Monica Maceira highlights that activities involving subsurface extraction or injection may induce changes in stress levels, leading to seismicity. A pertinent example can be found in Oklahoma, where the introduction of fracking coincided with an upsurge in earthquake occurrences. To safeguard operations and maintain optimal safety standards, the implementation of a system capable of swiftly and accurately processing high-resolution seismic data is paramount. Such a system empowers operators to make real-time decisions that can adapt and optimize their processes on the fly. Geothermal projects, in particular, stand to gain immensely from accurate seismic models, as they assist in identifying permeable channels—facilitating the flow of fluids and maximizing operational outcomes.
Although Chai’s technique is still undergoing refinement based on the study’s findings, preliminary results obtained from the deep learning approach are exceptionally promising, showcasing the potential for a remarkable 99.9% reduction in processing time.

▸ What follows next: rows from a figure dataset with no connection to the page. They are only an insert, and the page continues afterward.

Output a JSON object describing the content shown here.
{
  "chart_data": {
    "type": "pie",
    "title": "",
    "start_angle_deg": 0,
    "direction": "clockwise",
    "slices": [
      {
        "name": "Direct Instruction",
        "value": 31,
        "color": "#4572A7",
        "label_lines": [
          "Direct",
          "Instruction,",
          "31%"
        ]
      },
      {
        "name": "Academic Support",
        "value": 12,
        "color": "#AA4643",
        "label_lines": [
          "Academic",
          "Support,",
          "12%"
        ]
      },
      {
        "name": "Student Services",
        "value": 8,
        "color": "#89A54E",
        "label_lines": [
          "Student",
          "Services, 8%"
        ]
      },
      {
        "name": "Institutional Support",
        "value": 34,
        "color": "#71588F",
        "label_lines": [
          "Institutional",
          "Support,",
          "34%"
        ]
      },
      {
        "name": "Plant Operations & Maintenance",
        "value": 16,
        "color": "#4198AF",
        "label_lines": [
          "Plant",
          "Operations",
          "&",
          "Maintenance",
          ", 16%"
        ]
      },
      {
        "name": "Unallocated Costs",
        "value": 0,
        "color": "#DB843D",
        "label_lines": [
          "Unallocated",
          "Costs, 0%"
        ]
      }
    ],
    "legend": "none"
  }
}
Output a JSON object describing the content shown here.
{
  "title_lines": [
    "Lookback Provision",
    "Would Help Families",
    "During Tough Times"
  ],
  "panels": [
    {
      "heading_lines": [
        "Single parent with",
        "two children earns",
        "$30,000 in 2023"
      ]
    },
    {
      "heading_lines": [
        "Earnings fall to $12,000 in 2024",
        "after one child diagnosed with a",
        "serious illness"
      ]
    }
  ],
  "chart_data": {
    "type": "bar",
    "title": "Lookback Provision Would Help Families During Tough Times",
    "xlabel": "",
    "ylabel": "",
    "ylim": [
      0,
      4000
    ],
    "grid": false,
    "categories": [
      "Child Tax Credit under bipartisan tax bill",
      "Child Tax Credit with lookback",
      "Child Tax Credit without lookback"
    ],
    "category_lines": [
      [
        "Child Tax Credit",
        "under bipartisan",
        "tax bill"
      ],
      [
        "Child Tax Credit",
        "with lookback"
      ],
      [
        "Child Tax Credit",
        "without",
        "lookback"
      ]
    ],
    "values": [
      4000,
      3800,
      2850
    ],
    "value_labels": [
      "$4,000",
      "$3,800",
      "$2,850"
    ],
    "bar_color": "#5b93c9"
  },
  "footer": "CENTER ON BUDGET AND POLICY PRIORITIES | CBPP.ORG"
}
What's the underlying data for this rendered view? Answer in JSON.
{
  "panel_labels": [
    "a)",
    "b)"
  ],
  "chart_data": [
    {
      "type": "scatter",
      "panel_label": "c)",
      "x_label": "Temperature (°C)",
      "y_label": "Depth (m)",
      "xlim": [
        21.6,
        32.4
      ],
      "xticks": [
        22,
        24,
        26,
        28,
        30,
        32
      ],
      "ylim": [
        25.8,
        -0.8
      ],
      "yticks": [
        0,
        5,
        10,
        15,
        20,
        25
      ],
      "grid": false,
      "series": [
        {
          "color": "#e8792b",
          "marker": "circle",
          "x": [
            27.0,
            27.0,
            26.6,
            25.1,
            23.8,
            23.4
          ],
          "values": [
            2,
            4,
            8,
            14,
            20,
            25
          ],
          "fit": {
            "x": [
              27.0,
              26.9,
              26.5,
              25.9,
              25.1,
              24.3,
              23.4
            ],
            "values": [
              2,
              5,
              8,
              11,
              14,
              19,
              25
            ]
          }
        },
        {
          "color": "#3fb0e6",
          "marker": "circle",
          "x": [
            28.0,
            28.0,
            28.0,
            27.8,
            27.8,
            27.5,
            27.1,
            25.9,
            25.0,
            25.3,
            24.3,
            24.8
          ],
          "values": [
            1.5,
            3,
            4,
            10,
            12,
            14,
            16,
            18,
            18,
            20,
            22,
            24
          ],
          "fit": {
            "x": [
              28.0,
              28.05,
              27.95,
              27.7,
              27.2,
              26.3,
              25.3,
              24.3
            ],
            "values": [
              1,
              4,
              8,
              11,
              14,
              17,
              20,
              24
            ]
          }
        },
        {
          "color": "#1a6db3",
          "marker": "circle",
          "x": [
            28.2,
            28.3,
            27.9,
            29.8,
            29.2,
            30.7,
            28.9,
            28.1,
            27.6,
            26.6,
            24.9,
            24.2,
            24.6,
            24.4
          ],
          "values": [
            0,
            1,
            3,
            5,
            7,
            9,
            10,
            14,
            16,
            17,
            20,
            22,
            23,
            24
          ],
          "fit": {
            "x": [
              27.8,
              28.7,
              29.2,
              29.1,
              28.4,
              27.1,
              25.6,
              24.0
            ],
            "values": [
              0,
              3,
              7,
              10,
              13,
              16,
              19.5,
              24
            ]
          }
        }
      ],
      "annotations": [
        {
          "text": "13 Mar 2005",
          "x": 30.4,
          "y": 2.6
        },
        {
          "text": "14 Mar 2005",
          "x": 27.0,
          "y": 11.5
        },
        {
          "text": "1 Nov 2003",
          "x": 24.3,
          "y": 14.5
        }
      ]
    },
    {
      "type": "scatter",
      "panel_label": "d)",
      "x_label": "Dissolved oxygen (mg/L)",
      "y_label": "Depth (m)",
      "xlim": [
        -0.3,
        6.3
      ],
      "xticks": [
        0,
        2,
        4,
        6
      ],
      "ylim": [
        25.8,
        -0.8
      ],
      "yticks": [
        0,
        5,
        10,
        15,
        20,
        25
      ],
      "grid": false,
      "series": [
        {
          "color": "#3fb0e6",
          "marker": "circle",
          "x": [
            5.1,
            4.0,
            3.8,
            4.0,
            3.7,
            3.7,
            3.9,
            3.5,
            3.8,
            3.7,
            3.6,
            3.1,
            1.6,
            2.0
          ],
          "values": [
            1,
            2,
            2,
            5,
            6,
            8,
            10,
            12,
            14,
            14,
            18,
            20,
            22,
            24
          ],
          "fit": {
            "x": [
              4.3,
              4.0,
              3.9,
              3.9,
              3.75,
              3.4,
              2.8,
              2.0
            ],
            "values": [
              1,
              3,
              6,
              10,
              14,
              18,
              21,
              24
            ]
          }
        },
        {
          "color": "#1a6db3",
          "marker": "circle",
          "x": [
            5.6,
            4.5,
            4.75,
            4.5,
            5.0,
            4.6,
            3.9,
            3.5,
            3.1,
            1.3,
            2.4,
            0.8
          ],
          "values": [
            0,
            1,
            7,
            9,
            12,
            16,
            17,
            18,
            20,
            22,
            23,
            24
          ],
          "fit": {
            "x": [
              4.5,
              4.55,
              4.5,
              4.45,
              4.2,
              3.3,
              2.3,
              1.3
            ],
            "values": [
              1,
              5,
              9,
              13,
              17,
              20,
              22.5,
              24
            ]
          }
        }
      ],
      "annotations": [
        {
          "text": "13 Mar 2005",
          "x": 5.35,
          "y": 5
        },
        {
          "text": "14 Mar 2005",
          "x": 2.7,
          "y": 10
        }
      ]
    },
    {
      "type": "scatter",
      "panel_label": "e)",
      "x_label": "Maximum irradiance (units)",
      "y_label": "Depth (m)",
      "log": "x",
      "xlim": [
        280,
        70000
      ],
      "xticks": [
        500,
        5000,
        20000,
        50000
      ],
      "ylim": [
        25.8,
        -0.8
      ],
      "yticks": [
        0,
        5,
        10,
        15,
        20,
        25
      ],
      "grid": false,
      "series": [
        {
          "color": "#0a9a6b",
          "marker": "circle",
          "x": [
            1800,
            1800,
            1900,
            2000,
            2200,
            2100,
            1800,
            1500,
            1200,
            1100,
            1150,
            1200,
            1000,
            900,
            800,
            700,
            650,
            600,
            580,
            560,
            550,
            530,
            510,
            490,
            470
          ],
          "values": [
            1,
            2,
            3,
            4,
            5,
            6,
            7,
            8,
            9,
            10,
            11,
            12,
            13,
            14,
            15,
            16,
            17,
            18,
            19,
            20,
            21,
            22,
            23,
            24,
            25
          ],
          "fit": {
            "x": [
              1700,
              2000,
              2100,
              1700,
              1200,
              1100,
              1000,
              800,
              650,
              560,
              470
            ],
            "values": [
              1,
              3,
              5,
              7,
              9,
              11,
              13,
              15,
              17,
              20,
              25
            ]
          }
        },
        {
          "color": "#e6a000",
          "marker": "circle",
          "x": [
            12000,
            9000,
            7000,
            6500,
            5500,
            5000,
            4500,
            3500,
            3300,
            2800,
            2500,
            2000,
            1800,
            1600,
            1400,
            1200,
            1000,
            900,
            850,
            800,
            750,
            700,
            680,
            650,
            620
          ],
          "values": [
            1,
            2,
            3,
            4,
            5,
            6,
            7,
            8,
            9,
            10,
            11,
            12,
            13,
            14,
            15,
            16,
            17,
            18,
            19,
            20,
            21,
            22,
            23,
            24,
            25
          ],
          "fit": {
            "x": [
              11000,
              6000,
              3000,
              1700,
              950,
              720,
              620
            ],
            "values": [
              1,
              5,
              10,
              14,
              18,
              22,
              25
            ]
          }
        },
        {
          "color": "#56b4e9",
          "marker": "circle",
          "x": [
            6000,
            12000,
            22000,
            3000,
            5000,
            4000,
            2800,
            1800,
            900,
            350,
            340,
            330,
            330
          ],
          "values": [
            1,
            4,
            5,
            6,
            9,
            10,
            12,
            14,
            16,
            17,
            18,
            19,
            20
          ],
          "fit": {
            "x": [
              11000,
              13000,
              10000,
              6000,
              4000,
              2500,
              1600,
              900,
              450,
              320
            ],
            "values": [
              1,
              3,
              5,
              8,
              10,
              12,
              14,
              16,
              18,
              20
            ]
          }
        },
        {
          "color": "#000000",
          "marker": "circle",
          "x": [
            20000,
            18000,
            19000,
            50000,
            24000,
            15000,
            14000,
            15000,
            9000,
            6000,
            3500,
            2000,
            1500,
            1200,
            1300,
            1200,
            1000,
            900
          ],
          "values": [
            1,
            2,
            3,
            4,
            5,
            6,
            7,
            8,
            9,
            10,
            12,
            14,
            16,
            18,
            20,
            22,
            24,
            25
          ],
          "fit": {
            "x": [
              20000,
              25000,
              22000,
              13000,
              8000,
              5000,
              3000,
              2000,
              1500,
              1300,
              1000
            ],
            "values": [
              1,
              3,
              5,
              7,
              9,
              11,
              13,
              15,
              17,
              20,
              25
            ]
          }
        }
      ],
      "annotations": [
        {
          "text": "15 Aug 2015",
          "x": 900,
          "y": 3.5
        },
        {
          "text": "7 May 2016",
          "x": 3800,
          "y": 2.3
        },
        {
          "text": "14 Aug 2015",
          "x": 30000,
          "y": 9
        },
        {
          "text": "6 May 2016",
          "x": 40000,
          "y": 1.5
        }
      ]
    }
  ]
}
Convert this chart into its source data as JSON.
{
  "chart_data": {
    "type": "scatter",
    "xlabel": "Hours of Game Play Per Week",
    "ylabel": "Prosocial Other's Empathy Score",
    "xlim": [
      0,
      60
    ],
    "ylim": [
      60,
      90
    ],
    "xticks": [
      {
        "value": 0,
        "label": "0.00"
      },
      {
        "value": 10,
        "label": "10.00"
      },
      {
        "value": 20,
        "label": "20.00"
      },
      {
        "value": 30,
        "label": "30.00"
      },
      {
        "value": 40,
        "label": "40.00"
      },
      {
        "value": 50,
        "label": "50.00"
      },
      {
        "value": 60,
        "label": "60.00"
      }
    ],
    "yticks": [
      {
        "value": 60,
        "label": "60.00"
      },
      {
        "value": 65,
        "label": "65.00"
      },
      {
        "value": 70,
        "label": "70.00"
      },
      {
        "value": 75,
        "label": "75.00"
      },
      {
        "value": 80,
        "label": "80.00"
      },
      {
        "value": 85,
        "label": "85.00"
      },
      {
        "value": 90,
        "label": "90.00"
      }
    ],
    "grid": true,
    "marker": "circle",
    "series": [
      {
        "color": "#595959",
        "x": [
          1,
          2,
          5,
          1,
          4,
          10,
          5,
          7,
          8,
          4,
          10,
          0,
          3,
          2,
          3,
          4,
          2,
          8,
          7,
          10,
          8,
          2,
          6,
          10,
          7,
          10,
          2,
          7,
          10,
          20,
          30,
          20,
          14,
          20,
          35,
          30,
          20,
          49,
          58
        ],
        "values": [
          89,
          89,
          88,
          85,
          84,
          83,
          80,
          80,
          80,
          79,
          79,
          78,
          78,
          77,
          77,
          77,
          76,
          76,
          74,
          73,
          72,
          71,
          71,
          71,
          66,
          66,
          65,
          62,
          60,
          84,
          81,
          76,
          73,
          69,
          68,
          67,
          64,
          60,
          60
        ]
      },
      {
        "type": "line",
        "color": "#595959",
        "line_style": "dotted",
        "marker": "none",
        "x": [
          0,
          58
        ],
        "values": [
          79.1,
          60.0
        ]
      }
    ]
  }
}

This significant time-saving breakthrough holds the key to accelerating research efforts and operational decision-making, ultimately advancing the efficiency and safety of geothermal and carbon capture projects.
Conclusion:
ORNL’s seismic research project, spearheaded by Chengping Chai, represents a significant advancement in the field of geothermal and carbon capture projects. The integration of machine learning techniques and advanced algorithms not only accelerates seismic data processing but also enhances accuracy, leading to safer and more effective project implementation. This breakthrough has the potential to revolutionize the market, enabling stakeholders to make data-driven decisions, optimize operations, and pave the way for a more sustainable energy landscape. The industry can expect improved efficiency, reduced risks, and enhanced performance as a result of these pioneering research efforts.